Fox News political analyst Kirsten Powers expressed disappointment in the Obama Administration’s reaction to recent Middle East unrest, arguing the president and Secretary of State showed more condemnation for the filmmaker who created the movie that led to four American deaths in Libya than the behavior of those who committed such acts of violence.
In a Fox column titled, “President Obama, stop blaming the victim for Mideast violence,” the Democrat attests that President Barack Obama and Hillary Clinton were more than eager to blast the man behind the film that caused such a stir but soft to merely “strongly condemn the outrageous attack” on Ambassador Christopher Stevens and others, continuing:
For Clinton it was that the US is heartbroken and she condemned “this senseless act of violence.” But “disgusting and reprehensible” and “truly abhorrent ” were reserved for an amateurish and silly film by someone nobody has ever heard of… [W]hat we shouldn’t do is affirm the wrongheaded view that people should be protected from the free speech of others.
The bigger issue, Powers says, is our government’s public reaction to such brutality, as their response could actually suggest to our opponents that we’re weak and going to live in fear:
Worse, our leaders shouldn’t let our enemies know that when they kill our people and attack our embassies that the US Government will act like a battered wife making excuses for her psychotic husband…Apparently our foreign policy is now being run by Dr. Phil. Someone needs to explain to the White House that our Constitution protects freedom of religion from government interference, not the protection from people who say mean, critical or offensive things about one’s religion.

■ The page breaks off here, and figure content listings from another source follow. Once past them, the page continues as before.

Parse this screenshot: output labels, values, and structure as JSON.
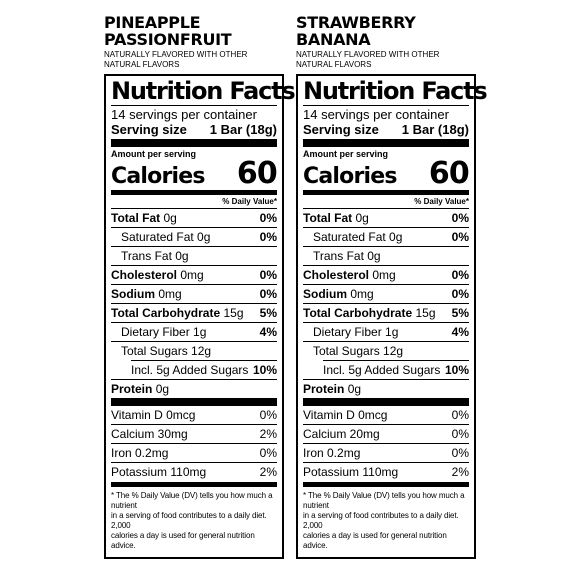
{
  "panels": [
    {
      "flavor_line1": "PINEAPPLE",
      "flavor_line2": "PASSIONFRUIT",
      "note_line1": "NATURALLY FLAVORED WITH OTHER",
      "note_line2": "NATURAL FLAVORS",
      "title": "Nutrition Facts",
      "servings": "14 servings per container",
      "serving_size_label": "Serving size",
      "serving_size_value": "1 Bar (18g)",
      "amount_per_serving": "Amount per serving",
      "calories_label": "Calories",
      "calories_value": "60",
      "dv_header": "% Daily Value*",
      "total_fat_label": "Total Fat",
      "total_fat_amount": "0g",
      "total_fat_dv": "0%",
      "sat_fat": "Saturated Fat 0g",
      "sat_fat_dv": "0%",
      "trans_fat": "Trans Fat 0g",
      "cholesterol_label": "Cholesterol",
      "cholesterol_amount": "0mg",
      "cholesterol_dv": "0%",
      "sodium_label": "Sodium",
      "sodium_amount": "0mg",
      "sodium_dv": "0%",
      "carb_label": "Total Carbohydrate",
      "carb_amount": "15g",
      "carb_dv": "5%",
      "fiber": "Dietary Fiber 1g",
      "fiber_dv": "4%",
      "sugars": "Total Sugars 12g",
      "added_sugars": "Incl. 5g Added Sugars",
      "added_sugars_dv": "10%",
      "protein_label": "Protein",
      "protein_amount": "0g",
      "vitamin_d": "Vitamin D 0mcg",
      "vitamin_d_dv": "0%",
      "calcium": "Calcium 30mg",
      "calcium_dv": "2%",
      "iron": "Iron 0.2mg",
      "iron_dv": "0%",
      "potassium": "Potassium 110mg",
      "potassium_dv": "2%",
      "footnote_line1": "* The % Daily Value (DV) tells you how much a nutrient",
      "footnote_line2": "in a serving of food contributes to a daily diet. 2,000",
      "footnote_line3": "calories a day is used for general nutrition advice."
    },
    {
      "flavor_line1": "STRAWBERRY",
      "flavor_line2": "BANANA",
      "note_line1": "NATURALLY FLAVORED WITH OTHER",
      "note_line2": "NATURAL FLAVORS",
      "title": "Nutrition Facts",
      "servings": "14 servings per container",
      "serving_size_label": "Serving size",
      "serving_size_value": "1 Bar (18g)",
      "amount_per_serving": "Amount per serving",
      "calories_label": "Calories",
      "calories_value": "60",
      "dv_header": "% Daily Value*",
      "total_fat_label": "Total Fat",
      "total_fat_amount": "0g",
      "total_fat_dv": "0%",
      "sat_fat": "Saturated Fat 0g",
      "sat_fat_dv": "0%",
      "trans_fat": "Trans Fat 0g",
      "cholesterol_label": "Cholesterol",
      "cholesterol_amount": "0mg",
      "cholesterol_dv": "0%",
      "sodium_label": "Sodium",
      "sodium_amount": "0mg",
      "sodium_dv": "0%",
      "carb_label": "Total Carbohydrate",
      "carb_amount": "15g",
      "carb_dv": "5%",
      "fiber": "Dietary Fiber 1g",
      "fiber_dv": "4%",
      "sugars": "Total Sugars 12g",
      "added_sugars": "Incl. 5g Added Sugars",
      "added_sugars_dv": "10%",
      "protein_label": "Protein",
      "protein_amount": "0g",
      "vitamin_d": "Vitamin D 0mcg",
      "vitamin_d_dv": "0%",
      "calcium": "Calcium 20mg",
      "calcium_dv": "0%",
      "iron": "Iron 0.2mg",
      "iron_dv": "0%",
      "potassium": "Potassium 110mg",
      "potassium_dv": "2%",
      "footnote_line1": "* The % Daily Value (DV) tells you how much a nutrient",
      "footnote_line2": "in a serving of food contributes to a daily diet. 2,000",
      "footnote_line3": "calories a day is used for general nutrition advice."
    }
  ]
}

Powers also mentions the infamous crude tweet comedian Bill Maher published about Tim Tebow after the quarterback threw an interception last year:
The Christmas Eve tweet ruffled some feathers, and Powers adds that the Obama administration would not try to be sensitive toward Christians if the religious group were to burn down Maher’s home in response to the joke. There’s a double standard, the Daily Beast columnist says, and the president isn’t doing us any favors by insinuating that the cinematic production was totally at fault for recent events in Libya and Cairo.